Egypt finish second in Group G, while Iran wait to see if they emerge as one of the top third-place finishers after having a stoppage-time goal pulled back that would have secured their spot. pic.twitter.com/uCOjivXIwJ
— Opta Analyst (@OptaAnalyst) June 27, 2026
Relançou o Irão na partida e, simultaneamente, na corrida à próxima fase, pela qual os persas ainda sonham. Ramin Rezaeian tinha marcado e assistido diante da Nova Zelândia. Depois de um início mais forte do Egito e atribulado para o Irão, que viu Taremi falhar uma grande penalidade, o veterano de 36 anos voltou a ser a esperança dos iranianos e aos 14′ restabeleceu uma igualdade que nunca mais se alterou. No final do jogo, estava em lágrimas. Aquelas de quem sonha com o apuramento com o receio de não o conseguir: ao arranque para os últimos jogos da terceira jornada da fase de grupos, o Irão é o sexto melhor terceiro classificado e terá de terminar nos oito melhores para conseguir passar à fase a eliminar, com algumas equipas ainda por jogar.

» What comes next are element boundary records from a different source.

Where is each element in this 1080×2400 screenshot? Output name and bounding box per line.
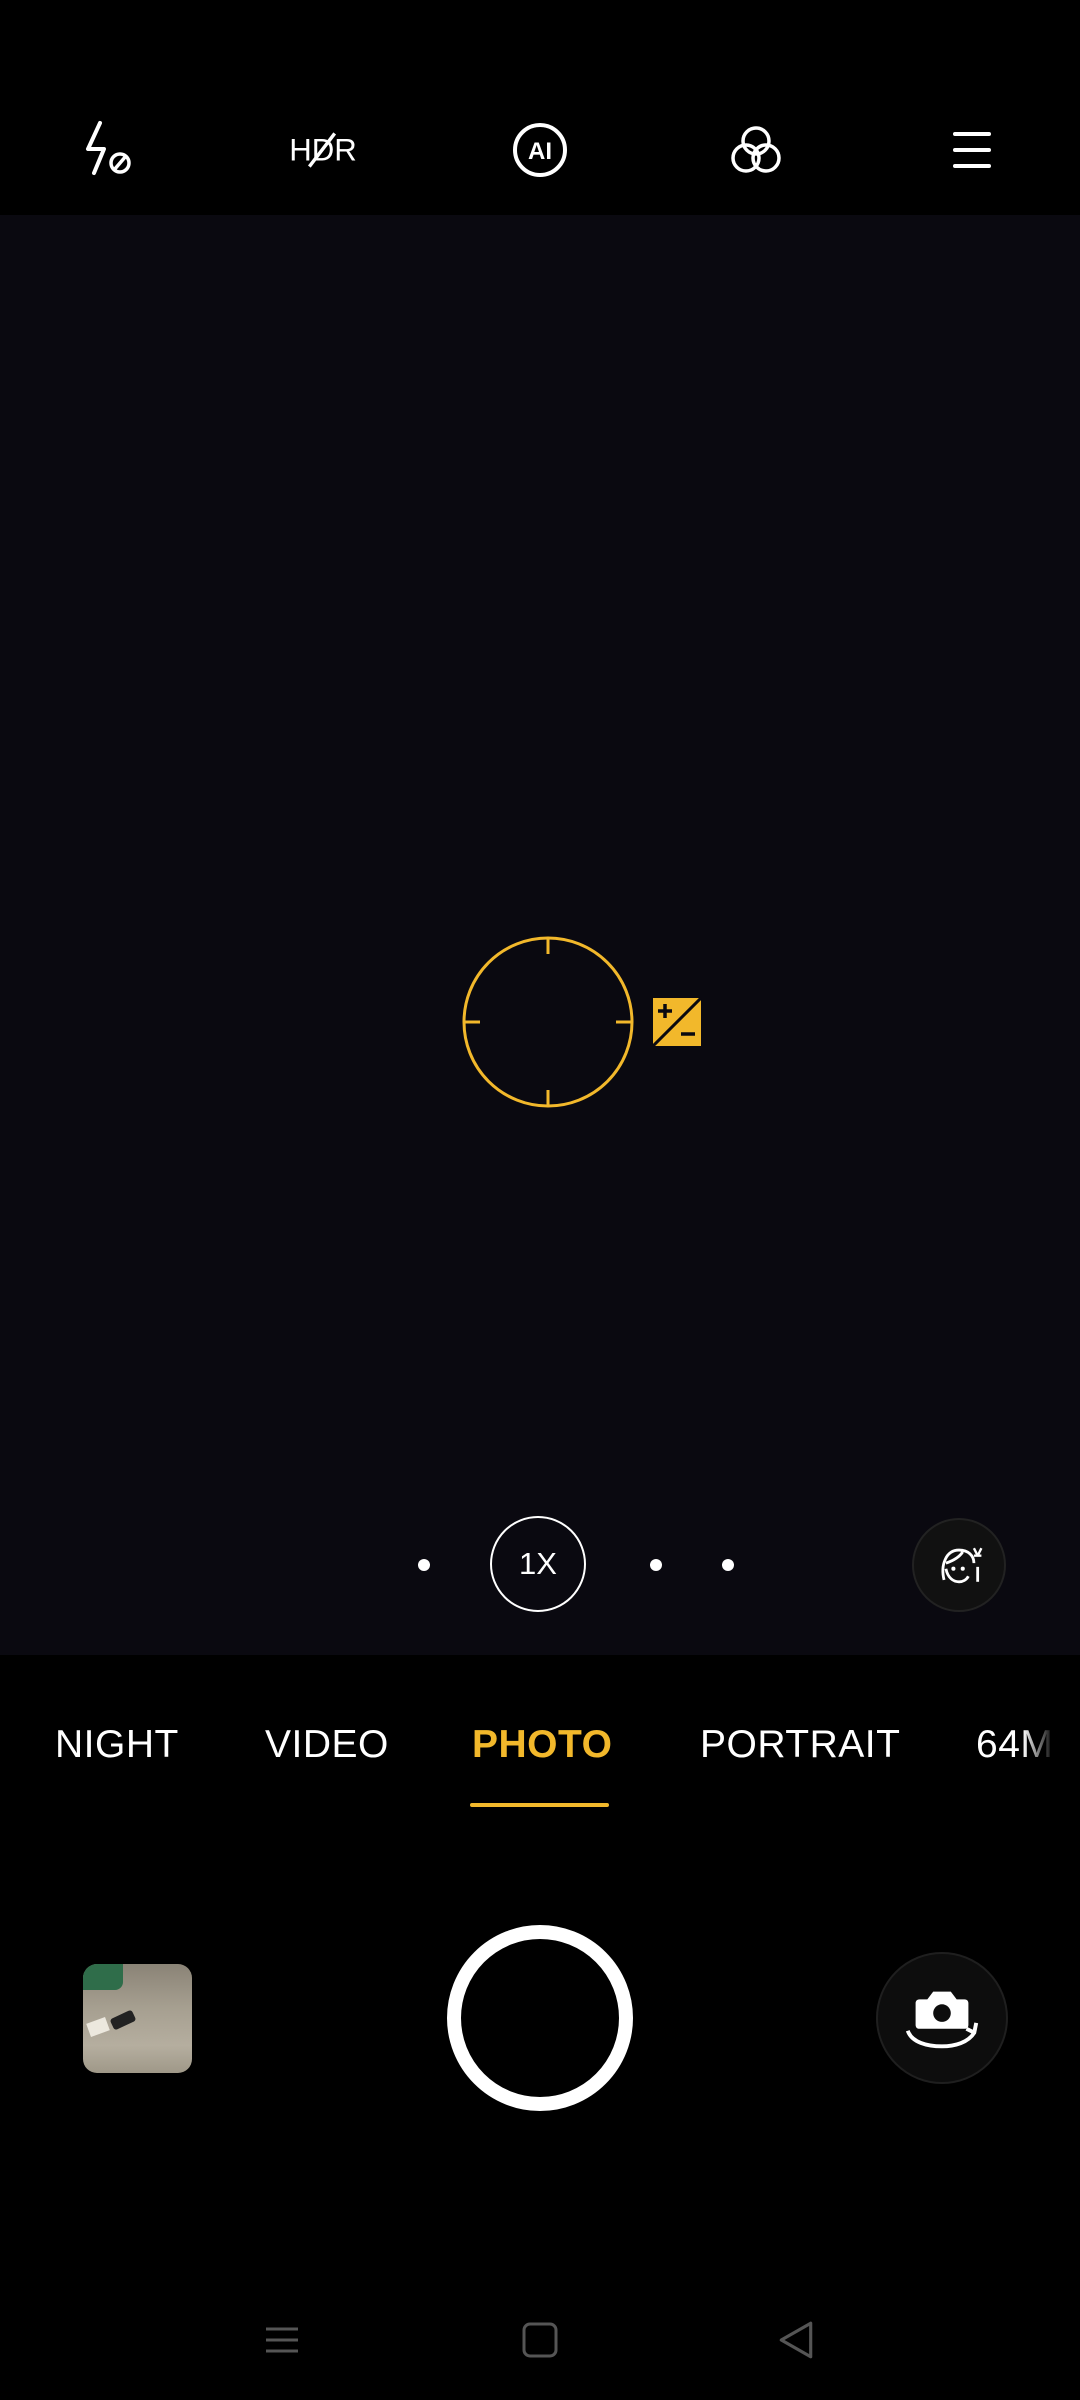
zoom-label: 1X: [519, 1546, 557, 1581]
mode-selector: NIGHT VIDEO PHOTO PORTRAIT 64M: [0, 1655, 1080, 1820]
recents-button[interactable]: [252, 2310, 312, 2370]
top-toolbar: HDR AI: [0, 0, 1080, 215]
focus-ring[interactable]: [460, 934, 636, 1110]
zoom-option-dot[interactable]: [650, 1559, 662, 1571]
gallery-thumbnail[interactable]: [83, 1964, 192, 2073]
home-icon: [522, 2322, 558, 2358]
switch-camera-icon: [905, 1991, 979, 2049]
flash-toggle[interactable]: [67, 110, 147, 190]
camera-screen: HDR AI: [0, 0, 1080, 2400]
recents-icon: [266, 2327, 298, 2353]
beauty-icon: [941, 1547, 983, 1584]
mode-video[interactable]: VIDEO: [265, 1723, 389, 1767]
svg-text:AI: AI: [528, 138, 552, 165]
flash-off-icon: [86, 121, 131, 175]
back-icon: [779, 2321, 813, 2359]
zoom-option-dot[interactable]: [722, 1559, 734, 1571]
menu-button[interactable]: [932, 110, 1012, 190]
active-mode-indicator: [470, 1803, 609, 1807]
ai-scene-icon: AI: [513, 123, 567, 177]
exposure-compensation-icon[interactable]: [652, 997, 702, 1047]
filter-button[interactable]: [716, 110, 796, 190]
mode-64m[interactable]: 64M: [976, 1723, 1054, 1767]
mode-night[interactable]: NIGHT: [55, 1723, 179, 1767]
menu-icon: [953, 132, 991, 168]
hdr-off-icon: HDR: [289, 132, 357, 168]
zoom-button[interactable]: 1X: [490, 1516, 586, 1612]
mode-portrait[interactable]: PORTRAIT: [700, 1723, 900, 1767]
ai-scene-toggle[interactable]: AI: [500, 110, 580, 190]
filter-icon: [731, 126, 781, 173]
hdr-toggle[interactable]: HDR: [283, 110, 363, 190]
zoom-option-dot[interactable]: [418, 1559, 430, 1571]
shutter-button[interactable]: [447, 1925, 633, 2111]
home-button[interactable]: [510, 2310, 570, 2370]
switch-camera-button[interactable]: [876, 1952, 1008, 2084]
system-nav-bar: [0, 2290, 1080, 2400]
mode-photo[interactable]: PHOTO: [472, 1723, 612, 1767]
beauty-button[interactable]: [912, 1518, 1006, 1612]
back-button[interactable]: [766, 2310, 826, 2370]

O VAR foi decisivo na partida. Se antes o golo do Irão seria validado, como foi na sequência do golo, agora a irregularidade detetada determinou que o Egito encontra a Austrália na próxima fase. Este emparelhamento só é possível porque a tecnologia tratou de esclarecer um lance irregular e, sendo a Austrália um adversário teoricamente mais acessível, a videoarbitragem terá dedo na campanha egípcia ou australiana. Uma destas seleções, que têm encontro marcado nos 16 avos, garante presença nas 16 melhores equipas da prova, contrariando o seu próprio ranking FIFA: a Austrália está no 27.º lugar e o Egito no 29.º.

Com os resultados finais do grupo G, a Nova Zelândia está fora do Mundial, depois de fazer apenas um ponto, enquanto o Irão ainda sonha com o apuramento, com três. A Bélgica passou em primeiro lugar, com cinco pontos, os mesmos que o Egito, que passou em segundo, mas com menor diferença entre golos marcados e sofridos.

Quem esperava que o jogo de cartaz da madrugada (Uruguai-Espanha) fosse o melhor enganou-se. As duas deram espetáculo dentro das quatro linhas e o Irão, uma vez mais, esteve numa partida em que o contexto polémico que antecipava o jogo ameaçava engolir o futebol que dali sairia. Isso não aconteceu.